Best way to download Threema? (And possibly other apps)
Goswin Does "their own repo" mean the Threema Shop? I think Libre is exclusive to F droid which doesn't seem to be widely recommended atm.
Threema has its own F-Droid repo, see second part of the page starting with "For faster updates": https://threema.ch/en/faq/libre_installation. In addition, you can download the APK from the Threema Shop (https://shop.threema.ch/de/download). Both are valid options if you want Threema Libre.
If you want Threema with Google Play Services then download it via Play Store.
I use Threema Libre and do not see a delay in push messages (been using before for several years the Google Play version).
Goswin
‘Their own repo’ means you can download the app from their own server, and that it is signed by them, not by F-Droid people as it is the case with the official F-Droid repository, which is the main criticism made against using F-Droid.
For instance, you could use Obtainium with its F-Droid Third-Party Repo function to add the Threema repo:
https://releases.threema.ch/fdroid/repo/?fingerprint=5734E753899B25775D90FE85362A49866E05AC4F83C05BEF5A92880D2910639E
There are seemingly other issues with F-Droid as a whole, you can find more info there, although not everything is explained: https://discuss.grapheneos.org/d/14452-how-to-explain-why-accrescent-over-f-droid
I don’t have the technical knowledge to understand all the issues with F-Droid as a whole.
The one I would not recommend is this one: https://f-droid.org/en/packages/ch.threema.app.libre/, since it is not signed by Threema. By the way, currently, the latest version on this one is 5.6.1l, while the Threema repo has the latest version, 5.8.0l.
For most people, I’ll say that the Play Store route is deemed the safest, as long as you trust Google enough with delivering you an untampered messaging app.
If not on par with the Play Store, the Threema repo is the second safest, in my opinion, with the bonus of thinking less about what Google might be really doing…
Many people feel safer knowing their messaging app has nothing to do with Google; yes, that’s a feeling, again I don’t have the knowledge to objectively explain why the Threema repo would not be secure enough…
At this point, I’m like you… if anyone can chime in.
Sorry, I was unaware fdroid third party repositories existed and that they weren't subject to the same criticism as the official fdroid repository. Thank you for clarifying.
So basically the main options for this approach is to copy the link
( https://releases.threema.ch/fdroid/repo/ ) into Obtainium, Fdroid app, or Neostore etc...

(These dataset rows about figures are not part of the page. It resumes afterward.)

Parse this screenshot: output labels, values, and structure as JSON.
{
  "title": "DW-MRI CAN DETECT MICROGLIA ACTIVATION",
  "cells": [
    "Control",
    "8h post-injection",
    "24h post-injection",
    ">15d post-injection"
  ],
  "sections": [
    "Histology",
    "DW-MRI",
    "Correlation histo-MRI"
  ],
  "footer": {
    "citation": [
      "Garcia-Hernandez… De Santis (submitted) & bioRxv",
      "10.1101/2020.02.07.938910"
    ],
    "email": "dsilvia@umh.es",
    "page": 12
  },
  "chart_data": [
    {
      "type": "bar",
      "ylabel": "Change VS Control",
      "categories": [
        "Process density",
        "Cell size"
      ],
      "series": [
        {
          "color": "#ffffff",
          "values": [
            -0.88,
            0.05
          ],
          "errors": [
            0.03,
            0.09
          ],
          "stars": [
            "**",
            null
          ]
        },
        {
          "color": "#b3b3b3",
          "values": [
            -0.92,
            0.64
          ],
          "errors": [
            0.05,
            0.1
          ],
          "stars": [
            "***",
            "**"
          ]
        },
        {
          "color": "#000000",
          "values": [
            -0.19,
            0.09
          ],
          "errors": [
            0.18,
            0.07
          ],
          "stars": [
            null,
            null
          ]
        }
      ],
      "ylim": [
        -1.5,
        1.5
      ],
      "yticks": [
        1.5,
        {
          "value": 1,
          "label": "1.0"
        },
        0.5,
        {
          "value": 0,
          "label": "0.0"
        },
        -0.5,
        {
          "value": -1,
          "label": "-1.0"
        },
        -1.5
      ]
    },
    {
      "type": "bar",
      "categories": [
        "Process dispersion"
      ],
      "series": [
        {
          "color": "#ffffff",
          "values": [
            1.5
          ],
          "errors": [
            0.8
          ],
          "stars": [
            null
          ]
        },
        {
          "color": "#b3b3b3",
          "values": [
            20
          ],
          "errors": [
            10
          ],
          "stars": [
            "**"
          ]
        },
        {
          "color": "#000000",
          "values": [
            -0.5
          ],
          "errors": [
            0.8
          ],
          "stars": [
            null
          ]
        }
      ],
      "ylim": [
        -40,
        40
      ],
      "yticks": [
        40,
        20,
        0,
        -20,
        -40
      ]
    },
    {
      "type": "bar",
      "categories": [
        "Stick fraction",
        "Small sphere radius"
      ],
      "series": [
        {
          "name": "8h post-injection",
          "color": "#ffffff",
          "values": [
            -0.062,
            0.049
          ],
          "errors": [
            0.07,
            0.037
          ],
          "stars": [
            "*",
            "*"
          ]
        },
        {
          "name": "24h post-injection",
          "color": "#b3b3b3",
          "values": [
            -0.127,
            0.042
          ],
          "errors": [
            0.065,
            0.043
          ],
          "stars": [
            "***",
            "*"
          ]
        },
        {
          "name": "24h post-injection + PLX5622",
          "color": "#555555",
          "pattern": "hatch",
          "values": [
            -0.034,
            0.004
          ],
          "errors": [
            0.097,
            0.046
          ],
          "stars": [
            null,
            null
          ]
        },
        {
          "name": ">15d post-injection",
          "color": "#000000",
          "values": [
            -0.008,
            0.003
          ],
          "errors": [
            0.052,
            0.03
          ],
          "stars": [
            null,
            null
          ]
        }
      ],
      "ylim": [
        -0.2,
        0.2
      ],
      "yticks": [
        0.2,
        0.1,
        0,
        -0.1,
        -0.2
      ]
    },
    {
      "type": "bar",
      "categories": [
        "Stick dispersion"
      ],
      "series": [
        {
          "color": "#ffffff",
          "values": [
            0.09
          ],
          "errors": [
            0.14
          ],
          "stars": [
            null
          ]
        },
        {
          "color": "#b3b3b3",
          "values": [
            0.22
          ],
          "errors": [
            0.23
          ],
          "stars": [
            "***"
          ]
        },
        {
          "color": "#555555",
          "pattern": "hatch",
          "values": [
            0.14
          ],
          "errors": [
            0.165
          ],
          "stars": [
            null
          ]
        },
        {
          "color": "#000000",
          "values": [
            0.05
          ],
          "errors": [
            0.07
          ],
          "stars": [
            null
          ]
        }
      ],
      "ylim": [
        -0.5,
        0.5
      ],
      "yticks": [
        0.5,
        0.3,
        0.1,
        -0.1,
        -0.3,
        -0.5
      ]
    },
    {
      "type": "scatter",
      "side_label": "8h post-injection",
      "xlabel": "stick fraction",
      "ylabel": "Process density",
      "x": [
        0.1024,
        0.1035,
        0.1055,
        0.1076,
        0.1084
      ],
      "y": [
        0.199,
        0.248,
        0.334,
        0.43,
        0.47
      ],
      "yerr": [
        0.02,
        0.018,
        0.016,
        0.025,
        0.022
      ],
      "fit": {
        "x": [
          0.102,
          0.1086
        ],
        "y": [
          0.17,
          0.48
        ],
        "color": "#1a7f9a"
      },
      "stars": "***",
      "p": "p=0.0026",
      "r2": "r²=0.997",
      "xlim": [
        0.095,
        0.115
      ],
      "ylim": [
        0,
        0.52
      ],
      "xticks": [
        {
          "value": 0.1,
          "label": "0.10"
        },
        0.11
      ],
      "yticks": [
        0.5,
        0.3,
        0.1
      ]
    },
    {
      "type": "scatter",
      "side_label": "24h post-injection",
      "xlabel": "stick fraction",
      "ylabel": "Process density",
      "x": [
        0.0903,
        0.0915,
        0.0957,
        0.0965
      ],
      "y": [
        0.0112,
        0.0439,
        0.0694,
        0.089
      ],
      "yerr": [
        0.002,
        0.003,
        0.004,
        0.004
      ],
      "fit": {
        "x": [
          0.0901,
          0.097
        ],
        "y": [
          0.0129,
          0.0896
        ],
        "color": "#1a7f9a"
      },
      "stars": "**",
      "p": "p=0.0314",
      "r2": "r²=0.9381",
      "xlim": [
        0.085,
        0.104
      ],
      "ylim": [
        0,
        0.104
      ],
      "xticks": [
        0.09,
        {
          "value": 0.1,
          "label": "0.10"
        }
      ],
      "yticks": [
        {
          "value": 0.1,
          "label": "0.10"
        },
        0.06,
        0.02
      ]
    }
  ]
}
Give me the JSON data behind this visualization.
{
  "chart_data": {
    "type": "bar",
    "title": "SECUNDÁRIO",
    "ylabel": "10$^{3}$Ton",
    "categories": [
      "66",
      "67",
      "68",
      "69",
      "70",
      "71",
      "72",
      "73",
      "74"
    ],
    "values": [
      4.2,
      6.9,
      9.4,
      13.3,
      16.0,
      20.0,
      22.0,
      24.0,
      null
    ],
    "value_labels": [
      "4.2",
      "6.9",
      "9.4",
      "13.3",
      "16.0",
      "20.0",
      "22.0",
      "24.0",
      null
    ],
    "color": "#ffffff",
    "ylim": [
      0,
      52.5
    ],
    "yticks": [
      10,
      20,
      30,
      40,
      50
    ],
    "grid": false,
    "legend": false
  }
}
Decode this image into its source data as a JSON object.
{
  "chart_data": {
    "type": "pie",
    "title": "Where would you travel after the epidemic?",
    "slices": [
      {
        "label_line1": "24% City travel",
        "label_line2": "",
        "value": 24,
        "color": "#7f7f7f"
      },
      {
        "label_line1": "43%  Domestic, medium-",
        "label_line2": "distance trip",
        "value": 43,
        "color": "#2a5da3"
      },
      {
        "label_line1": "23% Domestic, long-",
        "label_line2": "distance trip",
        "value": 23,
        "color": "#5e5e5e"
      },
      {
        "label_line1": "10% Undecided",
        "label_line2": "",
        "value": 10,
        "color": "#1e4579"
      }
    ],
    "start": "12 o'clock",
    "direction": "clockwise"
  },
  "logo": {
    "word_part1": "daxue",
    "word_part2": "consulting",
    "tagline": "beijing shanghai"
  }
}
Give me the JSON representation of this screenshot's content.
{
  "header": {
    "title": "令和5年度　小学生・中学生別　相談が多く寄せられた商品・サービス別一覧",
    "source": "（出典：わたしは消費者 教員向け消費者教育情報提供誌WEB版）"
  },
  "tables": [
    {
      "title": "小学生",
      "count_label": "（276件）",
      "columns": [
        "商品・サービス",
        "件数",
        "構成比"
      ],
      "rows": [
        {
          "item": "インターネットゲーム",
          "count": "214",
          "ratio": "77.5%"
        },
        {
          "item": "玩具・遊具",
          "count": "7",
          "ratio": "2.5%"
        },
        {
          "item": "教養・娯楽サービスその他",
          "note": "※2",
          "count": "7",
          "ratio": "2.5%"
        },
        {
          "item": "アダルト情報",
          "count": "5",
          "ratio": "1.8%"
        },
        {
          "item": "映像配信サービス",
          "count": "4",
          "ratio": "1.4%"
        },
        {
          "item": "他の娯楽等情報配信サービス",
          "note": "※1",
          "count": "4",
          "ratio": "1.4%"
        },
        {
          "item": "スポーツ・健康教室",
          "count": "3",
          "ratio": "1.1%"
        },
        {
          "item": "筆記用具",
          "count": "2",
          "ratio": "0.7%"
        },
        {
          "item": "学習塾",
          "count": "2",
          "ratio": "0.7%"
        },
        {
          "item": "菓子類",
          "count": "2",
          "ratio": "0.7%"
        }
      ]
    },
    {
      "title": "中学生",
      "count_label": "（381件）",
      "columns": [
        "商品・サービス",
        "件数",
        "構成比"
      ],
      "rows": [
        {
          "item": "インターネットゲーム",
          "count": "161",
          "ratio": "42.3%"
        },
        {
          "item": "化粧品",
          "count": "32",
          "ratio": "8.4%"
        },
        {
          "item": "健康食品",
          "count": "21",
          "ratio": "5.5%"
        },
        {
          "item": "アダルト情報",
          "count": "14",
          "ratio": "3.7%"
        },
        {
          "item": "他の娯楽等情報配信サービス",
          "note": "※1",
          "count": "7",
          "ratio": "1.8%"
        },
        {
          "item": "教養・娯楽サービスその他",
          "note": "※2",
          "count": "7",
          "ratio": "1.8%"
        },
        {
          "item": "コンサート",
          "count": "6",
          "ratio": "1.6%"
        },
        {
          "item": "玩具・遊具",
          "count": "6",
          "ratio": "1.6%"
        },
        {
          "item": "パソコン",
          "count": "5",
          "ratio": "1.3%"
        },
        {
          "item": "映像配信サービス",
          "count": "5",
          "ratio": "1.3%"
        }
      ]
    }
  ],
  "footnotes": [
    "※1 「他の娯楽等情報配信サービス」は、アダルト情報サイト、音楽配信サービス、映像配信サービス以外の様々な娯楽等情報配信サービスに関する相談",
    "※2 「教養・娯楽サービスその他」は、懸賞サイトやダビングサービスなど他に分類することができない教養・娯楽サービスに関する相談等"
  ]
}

Are any of these options better or worse, or is it just personal preference at this point?
Have also noticed that the fingerprint that's provided in the link does not match up in the Appverifier app.
Is this because they are different numbers or formats?
Is checking checksums, fingerprints or signatures a necessary step? (don't fully understand what they are)
Thanks again
For Threema Libre from the Threema third party Fdroid repository.
Link shows:
57 34 E7 53 89 9B 25 77 5D 90 FE 85 36 2A 49 86 6E 05 AC 4F 83 C0 5B EF 5A 92 88 0D 29 10 63 9E
Appverifier app shows:
ch.threema.app.libre
05:08:B5:3F:F1:02:B5:38:91:9C:83:4E:9E:6B:6A:FB:A0:46:ED:F6:7E:17:CA:4D:1C:E7:A4:B9:C3:82:37:41
- Edited
Molly account with a phone number.
Signal account with a different phone number.
Same user profile.
No WiFi only data.
Considering signal apk only updates over WiFi.
Is signal from github kept up to date with Obtainium a solution?
(Sorry by second signal account I meant the first account was Molly)
- Edited
Goswin Link shows:
57 34 E7 53 89 9B 25 77 5D 90 FE 85 36 2A 49 86 6E 05 AC 4F 83 C0 5B EF 5A 92 88 0D 29 10 63 9E
This is specifically the fingerprint for the Fdroid repository (as stated on the linked page). This is to verify with the fingerprint that is shown when looking at the repository settings in-app (which I can see in Droid-ify as a correct match with the 57 34 E7 [...] fingerprint).
Am unable to get the ( https://signal.org/android/apk/ ) URL to work in obtainium
It only seems to work specifically from github
Is that also suitable?
Goswin ch.threema.app.libre
05:08:B5:3F:F1:02:B5:38:91:9C:83:4E:9E:6B:6A:FB:A0:46:ED:F6:7E:17:CA:4D:1C:E7:A4:B9:C3:82:37:41
Sorry if I'm missing something obvious here.
But does anyone know where else this "fingerprint?" Can be found so that it can be manually verified in the AppVerifier App?